Later reports would indicate that the story was false, with senior analyst Tom Neylan clearing up the rumors of a new system being developed.
A tax bill, dubbed the “Virtual Value Tax Fix Act of 2019” and introduced on July 25 by Representative Ted Budd (NC-R), has been introduced in the United States House of Representatives. The bill, which seeks to allow the exclusion of gain or loss on like-kind exchanges of cryptocurrencies, attempts to introduce amendments to the Internal Revenue Code of 1986 so that “the exchange of virtual currency for virtual currency of like kind” is treated as “the exchange of real property for real property of like kind”, meaning that, if the bill becomes a law, cryptocurrencies will be excluded from double taxation under the Internal Revenue Code.
In order to identify cases of tax evasion, the U.K.’s tax, payment, and customs authority, Her Majesty’s Revenue & Customs (HMRC), has reportedly requested customers’ information (names and transactions) from cryptocurrency exchanges. Allegedly, the authority has requested three exchanges in the U.K. (Coinbase, eToro, and CEX.io) provide users’ information and transaction data, going back two or three years.
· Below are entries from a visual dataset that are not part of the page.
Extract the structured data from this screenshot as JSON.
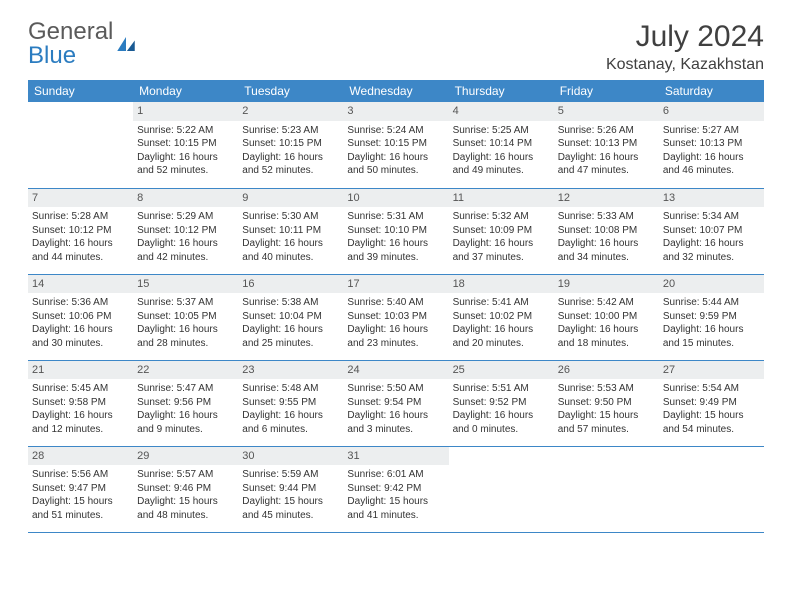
{
  "brand": {
    "name1": "General",
    "name2": "Blue"
  },
  "title": "July 2024",
  "location": "Kostanay, Kazakhstan",
  "colors": {
    "header_bg": "#3d87c7",
    "header_text": "#ffffff",
    "daynum_bg": "#eceeef",
    "border": "#3d87c7",
    "brand_gray": "#5a5a5a",
    "brand_blue": "#2b7cc0"
  },
  "day_headers": [
    "Sunday",
    "Monday",
    "Tuesday",
    "Wednesday",
    "Thursday",
    "Friday",
    "Saturday"
  ],
  "weeks": [
    [
      {
        "n": "",
        "sunrise": "",
        "sunset": "",
        "daylight": ""
      },
      {
        "n": "1",
        "sunrise": "Sunrise: 5:22 AM",
        "sunset": "Sunset: 10:15 PM",
        "daylight": "Daylight: 16 hours and 52 minutes."
      },
      {
        "n": "2",
        "sunrise": "Sunrise: 5:23 AM",
        "sunset": "Sunset: 10:15 PM",
        "daylight": "Daylight: 16 hours and 52 minutes."
      },
      {
        "n": "3",
        "sunrise": "Sunrise: 5:24 AM",
        "sunset": "Sunset: 10:15 PM",
        "daylight": "Daylight: 16 hours and 50 minutes."
      },
      {
        "n": "4",
        "sunrise": "Sunrise: 5:25 AM",
        "sunset": "Sunset: 10:14 PM",
        "daylight": "Daylight: 16 hours and 49 minutes."
      },
      {
        "n": "5",
        "sunrise": "Sunrise: 5:26 AM",
        "sunset": "Sunset: 10:13 PM",
        "daylight": "Daylight: 16 hours and 47 minutes."
      },
      {
        "n": "6",
        "sunrise": "Sunrise: 5:27 AM",
        "sunset": "Sunset: 10:13 PM",
        "daylight": "Daylight: 16 hours and 46 minutes."
      }
    ],
    [
      {
        "n": "7",
        "sunrise": "Sunrise: 5:28 AM",
        "sunset": "Sunset: 10:12 PM",
        "daylight": "Daylight: 16 hours and 44 minutes."
      },
      {
        "n": "8",
        "sunrise": "Sunrise: 5:29 AM",
        "sunset": "Sunset: 10:12 PM",
        "daylight": "Daylight: 16 hours and 42 minutes."
      },
      {
        "n": "9",
        "sunrise": "Sunrise: 5:30 AM",
        "sunset": "Sunset: 10:11 PM",
        "daylight": "Daylight: 16 hours and 40 minutes."
      },
      {
        "n": "10",
        "sunrise": "Sunrise: 5:31 AM",
        "sunset": "Sunset: 10:10 PM",
        "daylight": "Daylight: 16 hours and 39 minutes."
      },
      {
        "n": "11",
        "sunrise": "Sunrise: 5:32 AM",
        "sunset": "Sunset: 10:09 PM",
        "daylight": "Daylight: 16 hours and 37 minutes."
      },
      {
        "n": "12",
        "sunrise": "Sunrise: 5:33 AM",
        "sunset": "Sunset: 10:08 PM",
        "daylight": "Daylight: 16 hours and 34 minutes."
      },
      {
        "n": "13",
        "sunrise": "Sunrise: 5:34 AM",
        "sunset": "Sunset: 10:07 PM",
        "daylight": "Daylight: 16 hours and 32 minutes."
      }
    ],
    [
      {
        "n": "14",
        "sunrise": "Sunrise: 5:36 AM",
        "sunset": "Sunset: 10:06 PM",
        "daylight": "Daylight: 16 hours and 30 minutes."
      },
      {
        "n": "15",
        "sunrise": "Sunrise: 5:37 AM",
        "sunset": "Sunset: 10:05 PM",
        "daylight": "Daylight: 16 hours and 28 minutes."
      },
      {
        "n": "16",
        "sunrise": "Sunrise: 5:38 AM",
        "sunset": "Sunset: 10:04 PM",
        "daylight": "Daylight: 16 hours and 25 minutes."
      },
      {
        "n": "17",
        "sunrise": "Sunrise: 5:40 AM",
        "sunset": "Sunset: 10:03 PM",
        "daylight": "Daylight: 16 hours and 23 minutes."
      },
      {
        "n": "18",
        "sunrise": "Sunrise: 5:41 AM",
        "sunset": "Sunset: 10:02 PM",
        "daylight": "Daylight: 16 hours and 20 minutes."
      },
      {
        "n": "19",
        "sunrise": "Sunrise: 5:42 AM",
        "sunset": "Sunset: 10:00 PM",
        "daylight": "Daylight: 16 hours and 18 minutes."
      },
      {
        "n": "20",
        "sunrise": "Sunrise: 5:44 AM",
        "sunset": "Sunset: 9:59 PM",
        "daylight": "Daylight: 16 hours and 15 minutes."
      }
    ],
    [
      {
        "n": "21",
        "sunrise": "Sunrise: 5:45 AM",
        "sunset": "Sunset: 9:58 PM",
        "daylight": "Daylight: 16 hours and 12 minutes."
      },
      {
        "n": "22",
        "sunrise": "Sunrise: 5:47 AM",
        "sunset": "Sunset: 9:56 PM",
        "daylight": "Daylight: 16 hours and 9 minutes."
      },
      {
        "n": "23",
        "sunrise": "Sunrise: 5:48 AM",
        "sunset": "Sunset: 9:55 PM",
        "daylight": "Daylight: 16 hours and 6 minutes."
      },
      {
        "n": "24",
        "sunrise": "Sunrise: 5:50 AM",
        "sunset": "Sunset: 9:54 PM",
        "daylight": "Daylight: 16 hours and 3 minutes."
      },
      {
        "n": "25",
        "sunrise": "Sunrise: 5:51 AM",
        "sunset": "Sunset: 9:52 PM",
        "daylight": "Daylight: 16 hours and 0 minutes."
      },
      {
        "n": "26",
        "sunrise": "Sunrise: 5:53 AM",
        "sunset": "Sunset: 9:50 PM",
        "daylight": "Daylight: 15 hours and 57 minutes."
      },
      {
        "n": "27",
        "sunrise": "Sunrise: 5:54 AM",
        "sunset": "Sunset: 9:49 PM",
        "daylight": "Daylight: 15 hours and 54 minutes."
      }
    ],
    [
      {
        "n": "28",
        "sunrise": "Sunrise: 5:56 AM",
        "sunset": "Sunset: 9:47 PM",
        "daylight": "Daylight: 15 hours and 51 minutes."
      },
      {
        "n": "29",
        "sunrise": "Sunrise: 5:57 AM",
        "sunset": "Sunset: 9:46 PM",
        "daylight": "Daylight: 15 hours and 48 minutes."
      },
      {
        "n": "30",
        "sunrise": "Sunrise: 5:59 AM",
        "sunset": "Sunset: 9:44 PM",
        "daylight": "Daylight: 15 hours and 45 minutes."
      },
      {
        "n": "31",
        "sunrise": "Sunrise: 6:01 AM",
        "sunset": "Sunset: 9:42 PM",
        "daylight": "Daylight: 15 hours and 41 minutes."
      },
      {
        "n": "",
        "sunrise": "",
        "sunset": "",
        "daylight": ""
      },
      {
        "n": "",
        "sunrise": "",
        "sunset": "",
        "daylight": ""
      },
      {
        "n": "",
        "sunrise": "",
        "sunset": "",
        "daylight": ""
      }
    ]
  ]
}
HMRC stated that these exchanges have information regarding the transactions their clients have made, which could potentially lead to tax charges.
Lawyers of the messaging app Kik stated in an Aug. 6 court filing that the SEC had resorted to taking quotes out of context and twisting facts due to the lack of evidence that supports the regulator’s claims that Kik had violated the securities laws in its 2017 ICO. “These tactics”, the document reads, “may have gotten the Commission a decent news cycle, but they will not withstand meaningful scrutiny at summary judgment or trial.” The document goes on to state that the SEC is rejecting its governmental duty to justice by twisting facts and providing a “highly selective and misleading depiction” of the events that led to the accusation.
The looming possibility of a recession due to the trade war between China and the U.S. and a no-deal Brexit have led to worldwide turmoil in the economy. In the event of any of those two things happening, Bitcoin and other cryptocurrencies could come out as massive beneficiaries, as many traders would turn to a nationless and decentralized store of value. Specialists say that these events could eventually trigger an identity crisis for the global financial system because it exposes the weaknesses and vulnerabilities of fiat currencies, which would lead to more people turning to cryptocurrencies. The seeds of massive adoption have been planted multiple times in 2019 thanks to increased coverage of crypto in mainstream media, and it seems like germination might be just around the corner.